Mr. Fenner asked if there was a way to make a proportional number of the apartments available to town residents, based on the town contribution, but housing committee member Jim Feiner said the town’s 10 per cent approach ruled that out.
“We all know there is an affordable housing crisis here,” he said. “This is a no-brainer. Let’s just vote it.” The article passed by a wide margin.
A total of $39,000 was appropriated for improvements related to vehicle and pedestrian traffic in Menemsha, including $23,000 for a new boardwalk and $5,000 to prepare the comfort station for the summer season. “We decided that the building can be repaired but we are going to come back to you with a real plan for the summer of 2017,” Mr. Doty said.

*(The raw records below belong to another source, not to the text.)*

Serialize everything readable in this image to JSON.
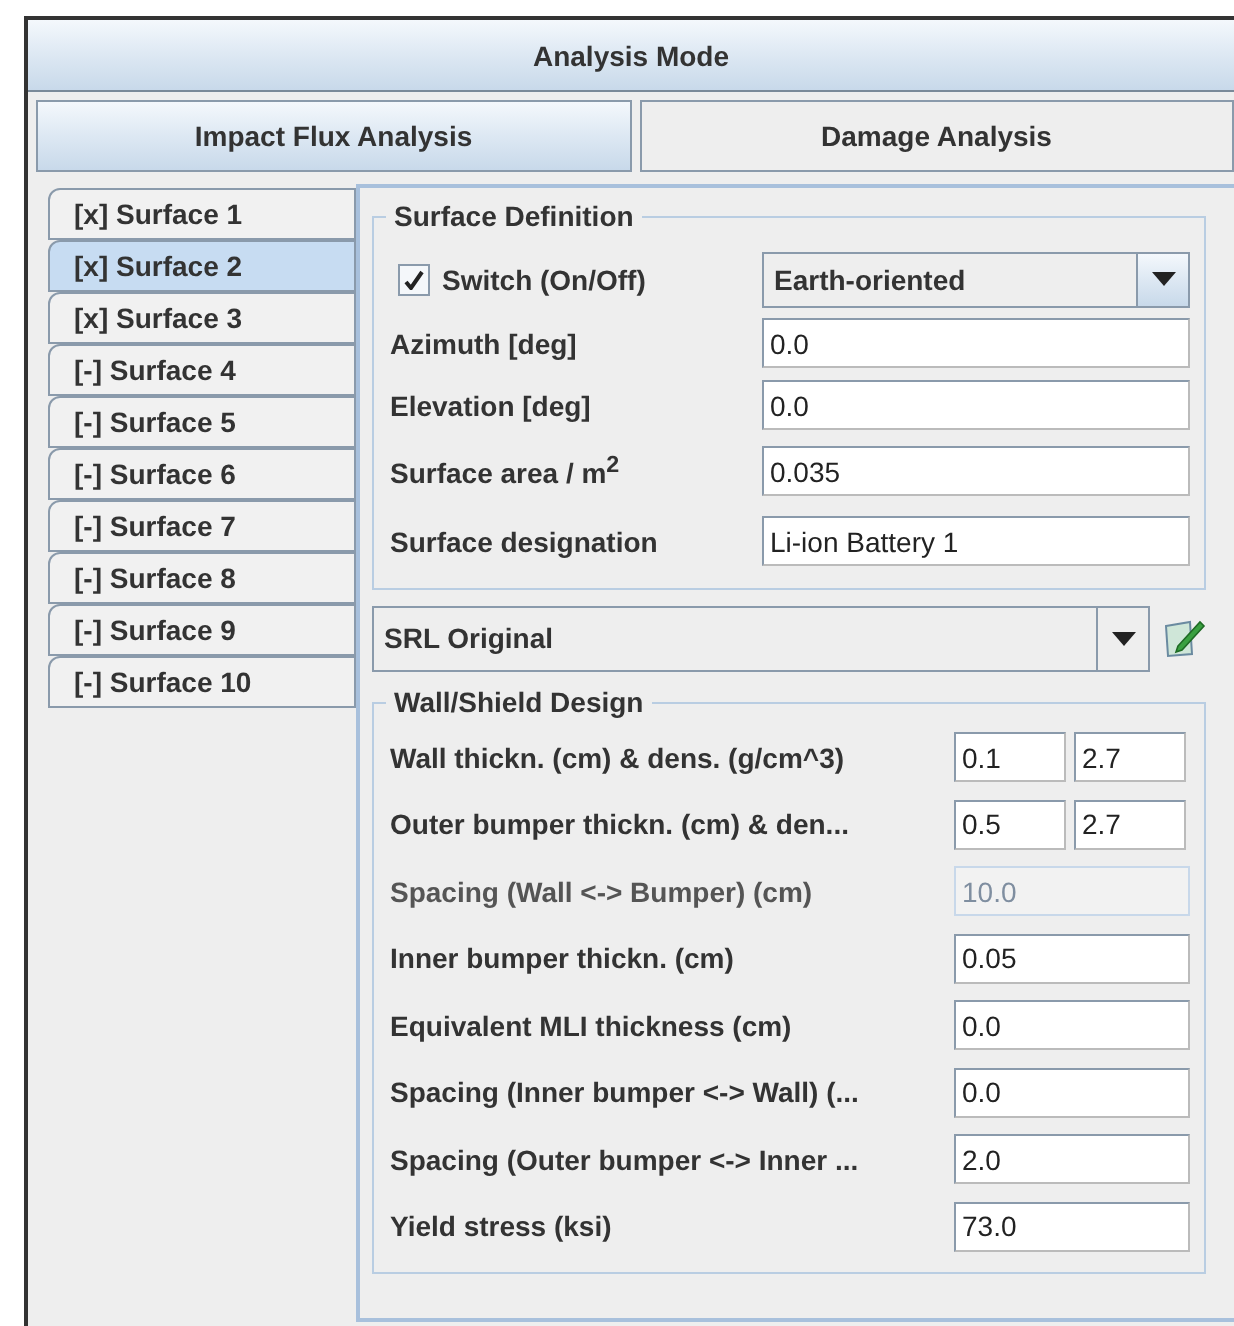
{
  "title": "Analysis Mode",
  "modes": [
    {
      "label": "Impact Flux Analysis",
      "selected": true
    },
    {
      "label": "Damage Analysis",
      "selected": false
    }
  ],
  "surfaces": [
    {
      "label": "[x] Surface 1",
      "selected": false
    },
    {
      "label": "[x] Surface 2",
      "selected": true
    },
    {
      "label": "[x] Surface 3",
      "selected": false
    },
    {
      "label": "[-] Surface 4",
      "selected": false
    },
    {
      "label": "[-] Surface 5",
      "selected": false
    },
    {
      "label": "[-] Surface 6",
      "selected": false
    },
    {
      "label": "[-] Surface 7",
      "selected": false
    },
    {
      "label": "[-] Surface 8",
      "selected": false
    },
    {
      "label": "[-] Surface 9",
      "selected": false
    },
    {
      "label": "[-] Surface 10",
      "selected": false
    }
  ],
  "surface_definition": {
    "title": "Surface Definition",
    "switch": {
      "label": "Switch (On/Off)",
      "checked": true
    },
    "orientation": "Earth-oriented",
    "fields": [
      {
        "label": "Azimuth [deg]",
        "value": "0.0"
      },
      {
        "label": "Elevation [deg]",
        "value": "0.0"
      },
      {
        "label": "Surface area / m$^{2}$",
        "value": "0.035"
      },
      {
        "label": "Surface designation",
        "value": "Li-ion Battery 1"
      }
    ]
  },
  "preset": "SRL Original",
  "wall_design": {
    "title": "Wall/Shield Design",
    "rows": [
      {
        "label": "Wall thickn. (cm) & dens. (g/cm^3)",
        "values": [
          "0.1",
          "2.7"
        ],
        "disabled": false
      },
      {
        "label": "Outer bumper thickn. (cm) & den...",
        "values": [
          "0.5",
          "2.7"
        ],
        "disabled": false
      },
      {
        "label": "Spacing (Wall <-> Bumper) (cm)",
        "values": [
          "10.0"
        ],
        "disabled": true
      },
      {
        "label": "Inner bumper thickn. (cm)",
        "values": [
          "0.05"
        ],
        "disabled": false
      },
      {
        "label": "Equivalent MLI thickness (cm)",
        "values": [
          "0.0"
        ],
        "disabled": false
      },
      {
        "label": "Spacing (Inner bumper <-> Wall) (...",
        "values": [
          "0.0"
        ],
        "disabled": false
      },
      {
        "label": "Spacing (Outer bumper <-> Inner ...",
        "values": [
          "2.0"
        ],
        "disabled": false
      },
      {
        "label": "Yield stress (ksi)",
        "values": [
          "73.0"
        ],
        "disabled": false
      }
    ]
  }
}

Voters easily approved a total of $350,000 for a restoration project at Squibnocket Beach; the town plans to reapply for a major Coastal Zone Management grant that it recently learned would be available in the coming fiscal year.
“We expect there will be significant funding from the state,” Mr. Doty said, although he added that it was too soon to know for sure.
At the start of the meeting, Mr. Doty honored fellow selectman Jonathan Mayhew, who has served a total of about 15 years on the board and is not running for reelection. He recalled Mr. Mayhew’s long dedication to youth housing and the Tri-Town Ambulance service, among other things. “He helped move the town in a modern and new direction,” Mr. Doty said.
“Being a selectman is a lot like being a boat owner,” said Mr. Mayhew, a former longtime draggerman, following a standing ovation. “You have two happy days. The first happy day is the day you buy the boat, and the second happy day is the day you sell it.”
A luncheon gathering May 5 at 5 p.m. at the town hall will honor Mr. Mayhew’s service to the town.
The town election is Wednesday at the Chilmark Community Center. Polls are open from noon to 8 p.m.